Peter Uneken

Personal information
- Full name: Petrus Wilhelmus Uneken
- Date of birth: 4 February 1972 (age 53)
- Place of birth: Sleen, Netherlands
- Height: 1.91 m (6 ft 3 in)
- Position: Defender

Team information
- Current team: VVV-Venlo (manager)

Senior career*
- Years: Team / Apps / (Gls)
- 1993–1999: Emmen / 153 / (8)
- 1999–2007: Den Bosch / 214 / (19)
- 2007–2009: Helmond Sport / 63 / (8)
- Total:  / 430 / (35)

Managerial career
- 2009–2011: Den Bosch (youth)
- 2011–2014: NEC (youth)
- 2014–2017: PSV (youth)
- 2017–2019: Jong PSV (assistant)
- 2019–2021: Jong PSV
- 2021–2023: RKC Waalwijk (assistant)
- 2023–2025: Twente (assistant)
- 2025–: VVV-Venlo

= Peter Uneken =

Dutch football manager (born 1972)

Petrus "Peter" Wilhelmus Uneken (born 4 February 1972) is a Dutch professional football manager and former player who is the manager of club VVV-Venlo.

==Career==
As a player, he played for FC Emmen, FC Den Bosch and Helmond Sport.
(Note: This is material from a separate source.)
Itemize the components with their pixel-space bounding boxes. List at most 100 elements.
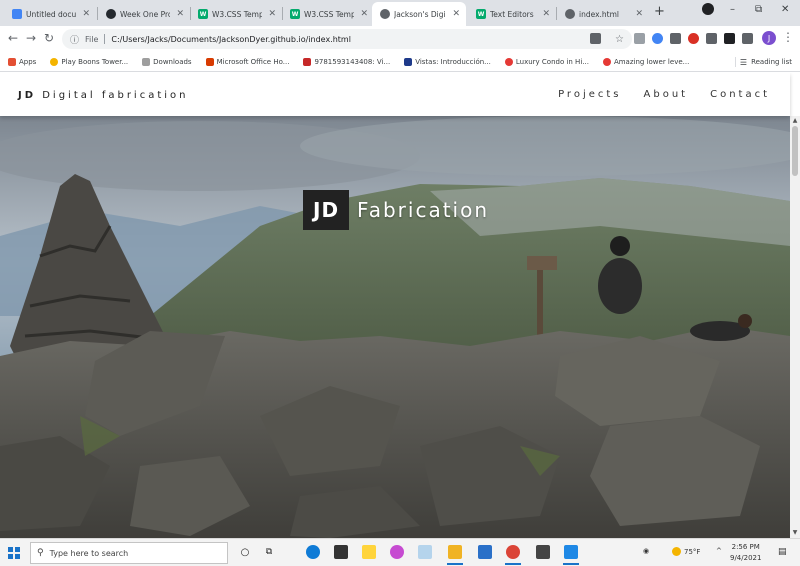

He retired from professional football in 2009, after which he started his coaching career as a youth coach at FC Den Bosch.

In 2011, he became a youth coach at NEC, where he stayed until 2014. He then moved to PSV Eindhoven, also as a youth coach.

On 18 April 2019, it was announced that he would become head coach of Jong PSV, the club's second team, at the start of the 2019–20 season. He left the position ahead of the 2021–22 season, as he was appointed assistant coach of RKC Waalwijk.

On 29 September 2025, Uneken was hired as the head coach of VVV-Venlo until the end of the 2025–26 season.

==Personal life==
His son Jesper Uneken is also a professional footballer.